Ao longo dos últimos três anos, a Secretaria de Agricultura e Abastecimento do Estado de São Paulo consolidou uma das maiores políticas públicas de apoio financeiro ao agro paulista, por meio do Fundo de Expansão do Agronegócio Paulista. Entre 2023 e 2025, foram liberados R$ 829 milhões em crédito e subvenções, beneficiando aproximadamente 42 mil produtores rurais em todas as regiões do Estado, com foco no fortalecimento da produção, na redução de riscos e na ampliação do acesso a investimentos.

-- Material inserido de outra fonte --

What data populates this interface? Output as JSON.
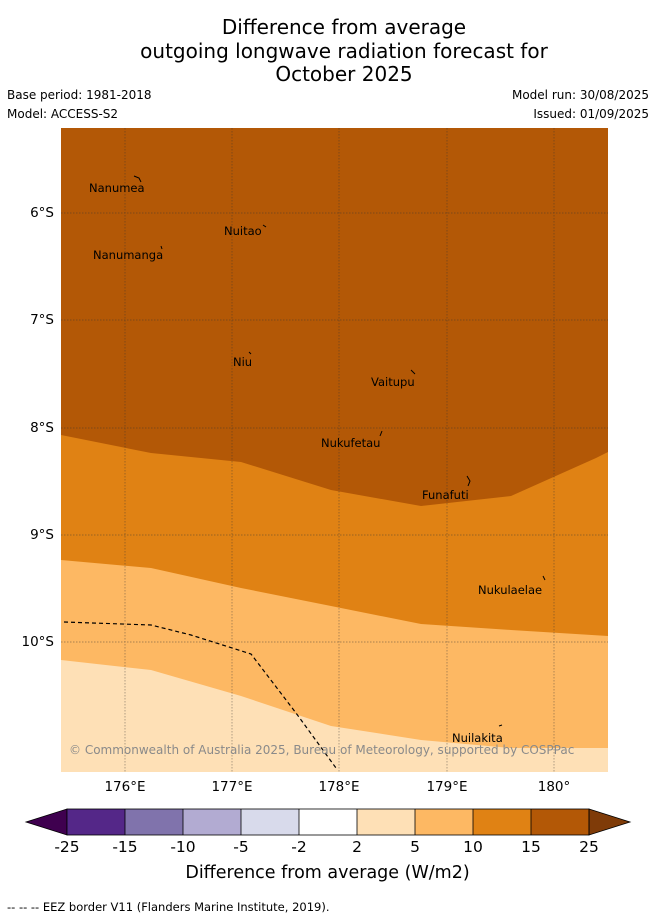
{
  "title": {
    "line1": "Difference from average",
    "line2": "outgoing longwave radiation forecast for",
    "line3": "October 2025"
  },
  "meta": {
    "base_period": "Base period: 1981-2018",
    "model": "Model: ACCESS-S2",
    "model_run": "Model run: 30/08/2025",
    "issued": "Issued: 01/09/2025"
  },
  "map": {
    "latitude_labels": [
      "6°S",
      "7°S",
      "8°S",
      "9°S",
      "10°S"
    ],
    "longitude_labels": [
      "176°E",
      "177°E",
      "178°E",
      "179°E",
      "180°"
    ],
    "places": [
      "Nanumea",
      "Nuitao",
      "Nanumanga",
      "Niu",
      "Vaitupu",
      "Nukufetau",
      "Funafuti",
      "Nukulaelae",
      "Nuilakita"
    ],
    "copyright": "© Commonwealth of Australia 2025, Bureau of Meteorology, supported by COSPPac",
    "band_colors": [
      "#b35806",
      "#e08214",
      "#fdb863",
      "#fee0b6"
    ]
  },
  "colorbar": {
    "ticks": [
      "-25",
      "-15",
      "-10",
      "-5",
      "-2",
      "2",
      "5",
      "10",
      "15",
      "25"
    ],
    "colors": [
      "#3f004f",
      "#542788",
      "#8073ac",
      "#b2abd2",
      "#d8daeb",
      "#ffffff",
      "#fee0b6",
      "#fdb863",
      "#e08214",
      "#b35806",
      "#7f3b08"
    ],
    "label": "Difference from average (W/m2)"
  },
  "footnote": "-- -- -- EEZ border V11 (Flanders Marine Institute, 2019)."
}
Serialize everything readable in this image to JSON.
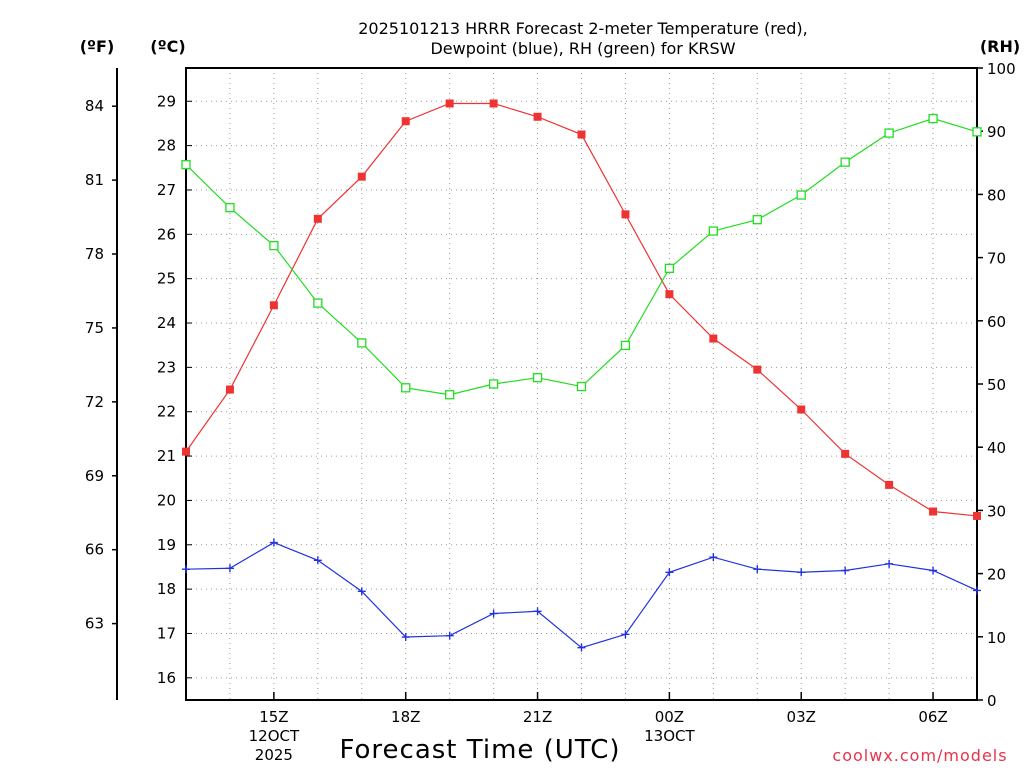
{
  "chart_data": {
    "type": "line",
    "title": [
      "2025101213 HRRR Forecast 2-meter Temperature (red),",
      "Dewpoint (blue), RH (green) for KRSW"
    ],
    "xlabel": "Forecast Time (UTC)",
    "credit": "coolwx.com/models",
    "units": {
      "fahrenheit": "(ºF)",
      "celsius": "(ºC)",
      "rh": "(RH)"
    },
    "hours": [
      13,
      14,
      15,
      16,
      17,
      18,
      19,
      20,
      21,
      22,
      23,
      24,
      25,
      26,
      27,
      28,
      29,
      30,
      31
    ],
    "x_range": [
      13,
      31
    ],
    "x_ticks": [
      {
        "hour": 15,
        "lines": [
          "15Z",
          "12OCT",
          "2025"
        ]
      },
      {
        "hour": 18,
        "lines": [
          "18Z"
        ]
      },
      {
        "hour": 21,
        "lines": [
          "21Z"
        ]
      },
      {
        "hour": 24,
        "lines": [
          "00Z",
          "13OCT"
        ]
      },
      {
        "hour": 27,
        "lines": [
          "03Z"
        ]
      },
      {
        "hour": 30,
        "lines": [
          "06Z"
        ]
      }
    ],
    "celsius_axis": {
      "range": [
        15.5,
        29.75
      ],
      "ticks": [
        16,
        17,
        18,
        19,
        20,
        21,
        22,
        23,
        24,
        25,
        26,
        27,
        28,
        29
      ]
    },
    "fahrenheit_ticks": [
      63,
      66,
      69,
      72,
      75,
      78,
      81,
      84
    ],
    "rh_axis": {
      "range": [
        0,
        100
      ],
      "ticks": [
        0,
        10,
        20,
        30,
        40,
        50,
        60,
        70,
        80,
        90,
        100
      ]
    },
    "series": [
      {
        "name": "Temperature",
        "axis": "celsius",
        "color": "#ee3333",
        "marker": "filled-square",
        "values": [
          21.1,
          22.5,
          24.4,
          26.35,
          27.3,
          28.55,
          28.95,
          28.95,
          28.65,
          28.25,
          26.45,
          24.65,
          23.65,
          22.95,
          22.05,
          21.05,
          20.35,
          19.75,
          19.65
        ]
      },
      {
        "name": "Dewpoint",
        "axis": "celsius",
        "color": "#2233dd",
        "marker": "plus",
        "values": [
          18.45,
          18.47,
          19.05,
          18.65,
          17.95,
          16.92,
          16.95,
          17.45,
          17.5,
          16.68,
          16.98,
          18.38,
          18.72,
          18.45,
          18.38,
          18.42,
          18.57,
          18.42,
          17.97
        ]
      },
      {
        "name": "RH",
        "axis": "rh",
        "color": "#22dd22",
        "marker": "open-square",
        "values": [
          84.7,
          77.9,
          71.9,
          62.8,
          56.5,
          49.4,
          48.3,
          50.0,
          51.0,
          49.6,
          56.1,
          68.3,
          74.2,
          76.0,
          79.9,
          85.1,
          89.7,
          92.0,
          89.9
        ]
      }
    ],
    "grid": true
  }
}
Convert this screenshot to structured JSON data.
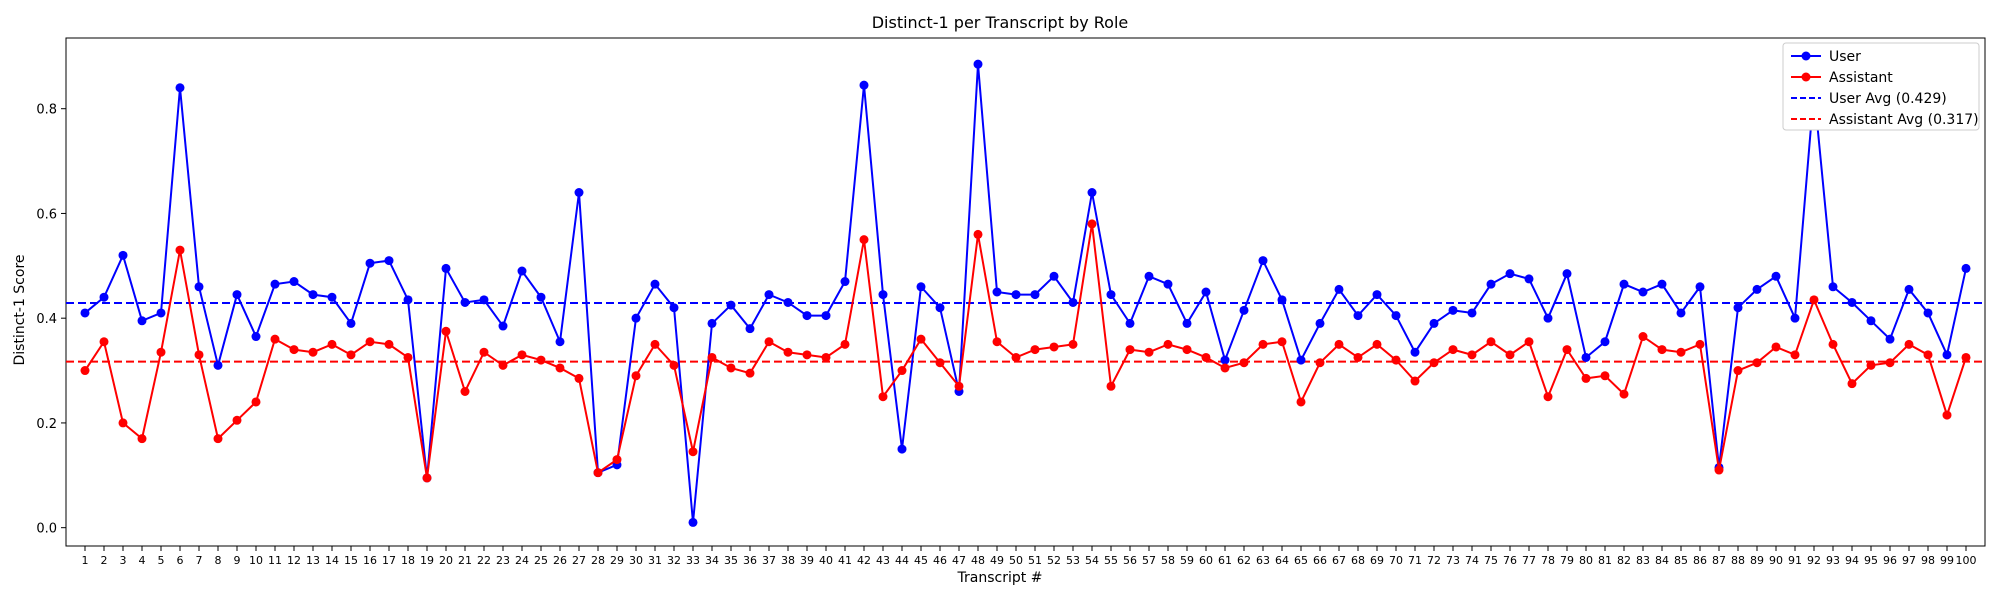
{
  "chart_data": {
    "type": "line",
    "title": "Distinct-1 per Transcript by Role",
    "xlabel": "Transcript #",
    "ylabel": "Distinct-1 Score",
    "ylim": [
      -0.035,
      0.935
    ],
    "yticks": [
      "0.0",
      "0.2",
      "0.4",
      "0.6",
      "0.8"
    ],
    "grid": false,
    "legend_position": "top-right",
    "categories": [
      "1",
      "2",
      "3",
      "4",
      "5",
      "6",
      "7",
      "8",
      "9",
      "10",
      "11",
      "12",
      "13",
      "14",
      "15",
      "16",
      "17",
      "18",
      "19",
      "20",
      "21",
      "22",
      "23",
      "24",
      "25",
      "26",
      "27",
      "28",
      "29",
      "30",
      "31",
      "32",
      "33",
      "34",
      "35",
      "36",
      "37",
      "38",
      "39",
      "40",
      "41",
      "42",
      "43",
      "44",
      "45",
      "46",
      "47",
      "48",
      "49",
      "50",
      "51",
      "52",
      "53",
      "54",
      "55",
      "56",
      "57",
      "58",
      "59",
      "60",
      "61",
      "62",
      "63",
      "64",
      "65",
      "66",
      "67",
      "68",
      "69",
      "70",
      "71",
      "72",
      "73",
      "74",
      "75",
      "76",
      "77",
      "78",
      "79",
      "80",
      "81",
      "82",
      "83",
      "84",
      "85",
      "86",
      "87",
      "88",
      "89",
      "90",
      "91",
      "92",
      "93",
      "94",
      "95",
      "96",
      "97",
      "98",
      "99",
      "100"
    ],
    "series": [
      {
        "name": "User",
        "color": "#0000ff",
        "values": [
          0.41,
          0.44,
          0.52,
          0.395,
          0.41,
          0.84,
          0.46,
          0.31,
          0.445,
          0.365,
          0.465,
          0.47,
          0.445,
          0.44,
          0.39,
          0.505,
          0.51,
          0.435,
          0.095,
          0.495,
          0.43,
          0.435,
          0.385,
          0.49,
          0.44,
          0.355,
          0.64,
          0.105,
          0.12,
          0.4,
          0.465,
          0.42,
          0.01,
          0.39,
          0.425,
          0.38,
          0.445,
          0.43,
          0.405,
          0.405,
          0.47,
          0.845,
          0.445,
          0.15,
          0.46,
          0.42,
          0.26,
          0.885,
          0.45,
          0.445,
          0.445,
          0.48,
          0.43,
          0.64,
          0.445,
          0.39,
          0.48,
          0.465,
          0.39,
          0.45,
          0.32,
          0.415,
          0.51,
          0.435,
          0.32,
          0.39,
          0.455,
          0.405,
          0.445,
          0.405,
          0.335,
          0.39,
          0.415,
          0.41,
          0.465,
          0.485,
          0.475,
          0.4,
          0.485,
          0.325,
          0.355,
          0.465,
          0.45,
          0.465,
          0.41,
          0.46,
          0.115,
          0.42,
          0.455,
          0.48,
          0.4,
          0.835,
          0.46,
          0.43,
          0.395,
          0.36,
          0.455,
          0.41,
          0.33,
          0.495
        ]
      },
      {
        "name": "Assistant",
        "color": "#ff0000",
        "values": [
          0.3,
          0.355,
          0.2,
          0.17,
          0.335,
          0.53,
          0.33,
          0.17,
          0.205,
          0.24,
          0.36,
          0.34,
          0.335,
          0.35,
          0.33,
          0.355,
          0.35,
          0.325,
          0.095,
          0.375,
          0.26,
          0.335,
          0.31,
          0.33,
          0.32,
          0.305,
          0.285,
          0.105,
          0.13,
          0.29,
          0.35,
          0.31,
          0.145,
          0.325,
          0.305,
          0.295,
          0.355,
          0.335,
          0.33,
          0.325,
          0.35,
          0.55,
          0.25,
          0.3,
          0.36,
          0.315,
          0.27,
          0.56,
          0.355,
          0.325,
          0.34,
          0.345,
          0.35,
          0.58,
          0.27,
          0.34,
          0.335,
          0.35,
          0.34,
          0.325,
          0.305,
          0.315,
          0.35,
          0.355,
          0.24,
          0.315,
          0.35,
          0.325,
          0.35,
          0.32,
          0.28,
          0.315,
          0.34,
          0.33,
          0.355,
          0.33,
          0.355,
          0.25,
          0.34,
          0.285,
          0.29,
          0.255,
          0.365,
          0.34,
          0.335,
          0.35,
          0.11,
          0.3,
          0.315,
          0.345,
          0.33,
          0.435,
          0.35,
          0.275,
          0.31,
          0.315,
          0.35,
          0.33,
          0.215,
          0.325
        ]
      }
    ],
    "reference_lines": [
      {
        "name": "User Avg (0.429)",
        "value": 0.429,
        "color": "#0000ff",
        "style": "dashed"
      },
      {
        "name": "Assistant Avg (0.317)",
        "value": 0.317,
        "color": "#ff0000",
        "style": "dashed"
      }
    ]
  }
}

Do total, R$ 378 milhões foram destinados a linhas de crédito, com mais de 3 mil produtores atendidos, enquanto R$ 451 milhões foram aplicados em subvenções, alcançando mais de 39 mil produtores. A estratégia combinou financiamento, voltado ao desenvolvimento rural, com subvenções econômicas direcionadas à mitigação de riscos, ao estímulo à sustentabilidade e a investimentos na produção.
As linhas de crédito permitem que produtores invistam diretamente na atividade agropecuária, com condições diferenciadas, juros subsidiados e prazos adequados à realidade do campo. Já a subvenção representa o apoio financeiro direto do Estado, sem necessidade de devolução, reduzindo custos, protegendo a renda e viabilizando investimentos que, muitas vezes, não seriam acessíveis apenas com financiamento tradicional. Essa combinação foi decisiva para ampliar o alcance da política agrícola paulista nos últimos três anos.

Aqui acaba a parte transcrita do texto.